Thursday, February 28, 2008

To work or not to work that is the question


I have been considering, for the past 6 months quitting my job and it has really reached a climax this past month. My employer has made changes in just about every area of my work these last 6 months but I still felt I had the independence to be a nurse and make judgment calls based on what the patient told me. Another easier way to say that is- I still felt I had nursing judgment. Example: Being a professional RN I can make the judgment whether to call a patient's doctor or not. It is what makes nursing unique in that we aren't just robots that call the doctor simply because a patient says keys words or reports certain symptom but we as nurses can put that in the context in which it is said and make that judgment.

With that all said, that freedom I had as a nurse was taken away about 2 weeks ago. A HUGE policy change was made from management and a meeting was called to tell the nurses on how to follow that change. In my opinion, it's never good, when the director of our department starts the meeting with an opening statement " we are not taking away nursing judgment but ...." and then goes on to explain just exactly how that nursing judgment will be taken away and how this is how it is....


This change has made me want to quit even more but I can't seem to. My husband totally supports and encourages my decision to quit and financially we would make it without me working but I have had endless sleepless nights coming to the decision of quitting and I couldn't figure out why. I was thinking/ praying about this when I had a thought that part of my identity as a person has been in the fact that I am 'educated' and am a registered nurse. Not in a prideful way, but just that is part of who I am (or who I think I am) and quitting would leave me identitiless ( if that is a word) in that part of my person. I have always worked since I graduated from nursing school 6 years ago and it's a bit scary to think that I will be out of this field and probably won't return for a good 5 years. That's scary but I know I would really be unhappy if I continue to work at this job in which basically I am a robot.

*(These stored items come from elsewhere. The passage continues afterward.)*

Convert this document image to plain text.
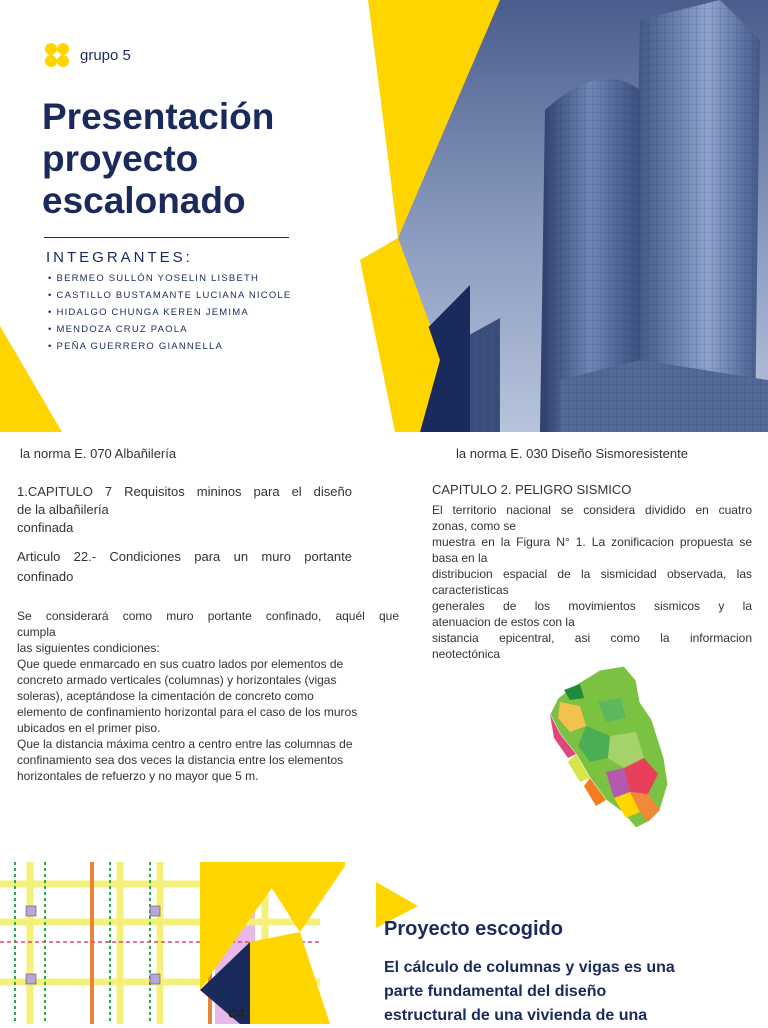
grupo 5
Presentación
proyecto
escalonado
INTEGRANTES:
• BERMEO SULLÓN YOSELIN LISBETH
• CASTILLO BUSTAMANTE LUCIANA NICOLE
• HIDALGO CHUNGA KEREN JEMIMA
• MENDOZA CRUZ PAOLA
• PEÑA GUERRERO GIANNELLA
la norma E. 070 Albañilería
1.CAPITULO 7 Requisitos mininos para el diseño
de la albañilería
confinada
Articulo 22.- Condiciones para un muro portante
confinado
Se considerará como muro portante confinado, aquél que
cumpla
las siguientes condiciones:
Que quede enmarcado en sus cuatro lados por elementos de
concreto armado verticales (columnas) y horizontales (vigas
soleras), aceptándose la cimentación de concreto como
elemento de confinamiento horizontal para el caso de los muros
ubicados en el primer piso.
Que la distancia máxima centro a centro entre las columnas de
confinamiento sea dos veces la distancia entre los elementos
horizontales de refuerzo y no mayor que 5 m.
la norma E. 030 Diseño Sismoresistente
CAPITULO 2. PELIGRO SISMICO
El territorio nacional se considera dividido en cuatro
zonas, como se
muestra en la Figura N° 1. La zonificacion propuesta se
basa en la
distribucion espacial de la sismicidad observada, las
caracteristicas
generales de los movimientos sismicos y la
atenuacion de estos con la
sistancia epicentral, asi como la informacion
neotectónica
C4
Proyecto escogido
El cálculo de columnas y vigas es una
parte fundamental del diseño
estructural de una vivienda de una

Even with all this said on the positive side of quitting, I'm still struggling with putting in my 2 week notice....

9 comments:

TimmyMac said...

Sounds like you're on the road of discovery . . . disconcerting but potentially rewarding . . . hang in there, my friend . . .

scoeyd said...

You know this - but I'll say it anyway. Your worth goes far beyond what you do for a job... or if you have a job. You're a great woman. Wife. Mother. Friend.

I'm behind you.

No(dot dot)el said...

i struggled so much over the years with not having a job that actually gave me a paycheck. all i can say is that it's a process and whatever you decide i pray God gives you peace and wisdom through the process.

laura said...

this is very interesting... something i have always struggled with. when i worked, like you, i felt my identity had something to do with my education, and what i did. took 5 years off, now i am having a hard time separating my identity from being "mom"...but those are "issues" of mine:) i think i am successfully starting to find that balance.
on another note, what if you just changed jobs? there are plenty of places that will take you for minimal hours...just a thought.

Jeni said...

Jerks. I will be praying that you will be at ease with your decision.

I know how unnerving it can be to feel identitiless (as you put it).

***Hugs***

Erica said...

Wow-thanks guys for all the support. It really makes this easier. I laughed what Jen said 'jerks.' I had a very similar thought when I read the policy change. Blogging actually helped give me the courage to make the decision and I've decided to put in my resignation.
Laura- the reason I haven't pursued other jobs is that being 4 months pregnant, I didn't want to have to adapt to a new working environment and I just see my availability being less with more babies coming.

laura said...

good for you! I bet you will feel so much relief once it is done.

JayBird said...

most of us can relate in a way with what you're working through. i'd like to add another option to your options: maybe we could be praying for another, better job/work environment. maybe it's not an all or nothing decision. i once had a job in Fallon where everyday was painful to show up, then doing the job was even worse-- i didn't agree with management's business procedures and processes. i prayed every day for another job and 6 mos. later i landed a way better job/situation. i know our situation is different in that i had to keep working in order for us to stay afloat. i'm just saying if you like what you do/nurse, then maybe you don't have to "quit" it. just some thoughts.

Erica said...

jaybird- that is an option I haven't really considered but could and maybe should be open to.